Johanna: I like that story

Masal anlatın lan bana.. Ühühühühühü

Tuesday, April 15, 2008

For they could not love you


Bundan bir 6-7 sene evvel. GO oynamak için biriyle buluştum. Daha önce tanımıyordum, okuldaki topluluktan olduğunu biliyordum. Tanıştık, İstiklal' de , İstiklalin ara sokaklarında bir kafede GO oynadık. Sonra benim gece 22,00 gibi kalkmam gerekti. Beni herhalde bırakır beklentisi ile baktım ama yok, başkası ile GO oynuyordu, "Ben gidiyorum" dedim, "Tamam" dedi. Ürküyordum ama beni caddeye kadar bırak demeyi de kendime yediremedim. Çıktım. Gerçekten ıssız bir yer, karanlık, karşıma biri çıksa, kötü niyetli biri, yapabileceğim hiçbir şey yok. Çok korkuyorum. Bastığım yerleri bilmeden hızla yürüyorum. İçimden arkadaşıma kızıyorum, "Ne biçim insan beni bırakmadı." , bir yandan da böyle düşündüğüm için utanıyorum, eziliyorum, "kocaman kızım" diyorum "neden böyle düşünüyorum ki?".. Ama en çok bu zorunluluğu, yani gece dışarda yürürken yanına fedai erkek alma zorunluluğunu bana dayatan zihniyete ve bu zihniyete benim de boyun eğmeme üzülüyorum.

Bu hislerle koşaradım, yüreğim ağzımda yürüyüp caddeye ulaştığımda bir ferahlama hissediyorum. "Evet, bugün de kurtuldum" hissi bu..

Tanıdık değil mi? Ne kadar öğrenilmiş ve kanıksanmış bir olay..

Ama işte herkes bu bilgiyle donatılmış değil, barış için yürüyen gelinlikli bir kız çıkıyor geliyor İtalya' dan. Belli ki kafasına bu fedai zorunluluğu sokulmamış, öğretilmemiş. Türkiye yi kız başına baştan başa geçebileceğini "sanıyor". Ne acıdır ki kimse için süpriz olmayan bir şekilde sonuçlanıyor macera. Tecavüz ve öldürülme.

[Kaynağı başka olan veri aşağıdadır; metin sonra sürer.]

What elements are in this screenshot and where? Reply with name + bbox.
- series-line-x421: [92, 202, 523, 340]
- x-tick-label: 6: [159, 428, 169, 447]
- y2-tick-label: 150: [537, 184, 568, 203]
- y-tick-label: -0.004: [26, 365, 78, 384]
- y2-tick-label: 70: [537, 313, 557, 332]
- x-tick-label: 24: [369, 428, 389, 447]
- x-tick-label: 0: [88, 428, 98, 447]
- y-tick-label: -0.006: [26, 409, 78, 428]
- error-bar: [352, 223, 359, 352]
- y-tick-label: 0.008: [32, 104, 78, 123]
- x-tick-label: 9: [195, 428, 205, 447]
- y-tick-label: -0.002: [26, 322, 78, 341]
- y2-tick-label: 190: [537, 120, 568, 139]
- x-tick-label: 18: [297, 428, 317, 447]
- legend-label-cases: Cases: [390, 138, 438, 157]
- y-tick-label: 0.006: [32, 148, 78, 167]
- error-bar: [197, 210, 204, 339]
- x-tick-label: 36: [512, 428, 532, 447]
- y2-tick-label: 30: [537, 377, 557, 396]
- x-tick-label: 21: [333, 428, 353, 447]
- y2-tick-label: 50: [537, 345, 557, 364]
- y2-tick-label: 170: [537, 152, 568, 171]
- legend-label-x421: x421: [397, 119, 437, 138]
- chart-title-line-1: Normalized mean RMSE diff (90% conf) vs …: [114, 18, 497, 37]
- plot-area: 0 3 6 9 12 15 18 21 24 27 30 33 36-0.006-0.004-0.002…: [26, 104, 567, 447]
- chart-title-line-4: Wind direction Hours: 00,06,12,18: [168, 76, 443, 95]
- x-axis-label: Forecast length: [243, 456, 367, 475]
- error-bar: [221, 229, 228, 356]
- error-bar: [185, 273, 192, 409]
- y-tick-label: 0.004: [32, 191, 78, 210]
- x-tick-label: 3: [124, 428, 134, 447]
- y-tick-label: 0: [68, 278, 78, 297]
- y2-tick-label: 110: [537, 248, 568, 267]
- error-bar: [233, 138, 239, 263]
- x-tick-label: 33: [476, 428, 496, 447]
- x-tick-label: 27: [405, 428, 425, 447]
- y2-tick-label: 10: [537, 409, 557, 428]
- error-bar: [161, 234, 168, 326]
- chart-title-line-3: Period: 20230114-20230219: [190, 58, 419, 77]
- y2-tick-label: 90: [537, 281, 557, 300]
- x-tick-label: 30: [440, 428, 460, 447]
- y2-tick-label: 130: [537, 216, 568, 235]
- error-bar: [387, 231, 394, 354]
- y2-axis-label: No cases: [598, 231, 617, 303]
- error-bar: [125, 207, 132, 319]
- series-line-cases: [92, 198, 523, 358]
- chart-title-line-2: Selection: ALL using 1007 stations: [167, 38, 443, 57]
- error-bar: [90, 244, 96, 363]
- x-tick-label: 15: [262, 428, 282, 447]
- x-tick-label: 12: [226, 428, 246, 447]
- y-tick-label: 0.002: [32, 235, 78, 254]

İçim hala kaskatı. En çok sinirimi bozan ardından timsah gözyaşı döküp "Türkiye' nin imajı için hiç iyi olmadı" diyenler. Biraz içe bakma, bir özeleştiri, neden bizim topraklarımızda bu kadar yaygın kadına şiddet diye düşünme yok.

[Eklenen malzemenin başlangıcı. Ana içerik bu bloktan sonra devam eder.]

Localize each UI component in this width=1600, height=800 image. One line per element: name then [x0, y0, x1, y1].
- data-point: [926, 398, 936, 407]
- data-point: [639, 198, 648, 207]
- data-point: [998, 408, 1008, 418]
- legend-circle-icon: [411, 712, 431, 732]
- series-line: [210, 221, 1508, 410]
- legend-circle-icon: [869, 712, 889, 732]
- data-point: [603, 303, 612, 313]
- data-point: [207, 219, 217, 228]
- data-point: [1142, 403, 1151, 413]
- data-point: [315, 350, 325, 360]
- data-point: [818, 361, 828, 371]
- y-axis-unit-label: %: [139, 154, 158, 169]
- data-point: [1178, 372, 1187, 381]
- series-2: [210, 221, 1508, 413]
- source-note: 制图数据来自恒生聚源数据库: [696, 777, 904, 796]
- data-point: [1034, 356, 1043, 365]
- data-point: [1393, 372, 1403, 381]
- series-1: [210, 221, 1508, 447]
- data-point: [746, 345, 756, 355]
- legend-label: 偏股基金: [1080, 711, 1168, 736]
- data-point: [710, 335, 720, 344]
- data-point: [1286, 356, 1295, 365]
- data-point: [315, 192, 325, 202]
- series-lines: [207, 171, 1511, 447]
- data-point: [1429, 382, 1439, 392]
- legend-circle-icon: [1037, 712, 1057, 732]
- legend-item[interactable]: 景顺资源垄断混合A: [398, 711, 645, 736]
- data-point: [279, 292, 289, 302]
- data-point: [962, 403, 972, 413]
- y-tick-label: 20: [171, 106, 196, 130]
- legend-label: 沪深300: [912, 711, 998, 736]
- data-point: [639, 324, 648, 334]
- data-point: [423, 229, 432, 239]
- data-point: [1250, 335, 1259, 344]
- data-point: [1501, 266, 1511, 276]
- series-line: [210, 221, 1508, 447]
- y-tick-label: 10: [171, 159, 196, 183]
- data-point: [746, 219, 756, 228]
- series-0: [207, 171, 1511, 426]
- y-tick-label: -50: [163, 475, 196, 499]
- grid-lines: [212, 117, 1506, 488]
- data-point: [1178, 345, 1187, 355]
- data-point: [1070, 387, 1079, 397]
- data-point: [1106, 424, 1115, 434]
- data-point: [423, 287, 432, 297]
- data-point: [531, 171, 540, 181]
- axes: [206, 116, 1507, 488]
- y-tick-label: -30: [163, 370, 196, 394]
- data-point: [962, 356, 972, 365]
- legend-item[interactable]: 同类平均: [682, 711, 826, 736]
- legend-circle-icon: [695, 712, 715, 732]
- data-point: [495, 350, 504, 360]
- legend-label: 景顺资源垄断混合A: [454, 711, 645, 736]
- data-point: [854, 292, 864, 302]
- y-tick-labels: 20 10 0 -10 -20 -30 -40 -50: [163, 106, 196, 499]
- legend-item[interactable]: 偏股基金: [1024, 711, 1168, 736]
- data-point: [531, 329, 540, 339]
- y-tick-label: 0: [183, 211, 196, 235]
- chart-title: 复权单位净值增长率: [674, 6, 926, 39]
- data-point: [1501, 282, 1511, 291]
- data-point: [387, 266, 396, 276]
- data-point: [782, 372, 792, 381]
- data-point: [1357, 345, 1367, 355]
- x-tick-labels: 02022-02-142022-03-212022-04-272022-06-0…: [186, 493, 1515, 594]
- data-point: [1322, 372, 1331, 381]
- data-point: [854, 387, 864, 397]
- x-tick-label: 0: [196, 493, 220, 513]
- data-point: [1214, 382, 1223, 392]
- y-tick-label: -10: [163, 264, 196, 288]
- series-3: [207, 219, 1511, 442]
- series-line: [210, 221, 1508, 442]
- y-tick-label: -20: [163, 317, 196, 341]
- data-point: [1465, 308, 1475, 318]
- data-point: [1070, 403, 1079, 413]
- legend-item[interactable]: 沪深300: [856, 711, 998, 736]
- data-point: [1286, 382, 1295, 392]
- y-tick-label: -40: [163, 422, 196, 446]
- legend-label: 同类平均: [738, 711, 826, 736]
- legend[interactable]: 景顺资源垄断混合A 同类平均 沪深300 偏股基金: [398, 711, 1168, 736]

Daha yazardım ama yazdıkça kararıyor içim..

Biz bu yükle doğduk, yaşamımızı sürdürüyoruz, her an birşeylerden sakınarak, her an tetikte, öyle ki bu tetikte olma halini artık hissetmiyoruz bile.. Ama Pippa Bacca gafil avlandı. Yazık oldu.


They would not listen

They're not listening still

Perhaps they never will..

Thursday, April 03, 2008

Naughty!


Herşey Kürklü Merkür' ü seyretmemizle başladı. Bir grup kafa dengi kız. Oyunun futuristik bir distopya olması filan gibi entelektüel konular tabii önemliydi ama (sırıtılıyor burda) takıldığımız bir başka konu erkek oyuncuların sunuluş biçimiydi. Şimdi bu gözler erkeklerin nasıl desem sunuluşuna çok alışık değil. Kadınlarınkine alışık. Her biçimde her şekilde görsel malzeme yapılmış kadına alışık. Ama straight bir insan olunca (yani karşı cinsten etkilenen) kadınların sunduğu görsellik pek de alakadar etmiyor bu gözleri. O yüzden görsel malzeme olarak sunulan erkek görünce gözüne ışık tutulmuş tavşana dönmemiz normal. Gerçi oyun bir bakıma ho.mo.e.r.otik bir oyun.. Ama straight kadınlar için de bayağı seyirlik malzeme sunuyor.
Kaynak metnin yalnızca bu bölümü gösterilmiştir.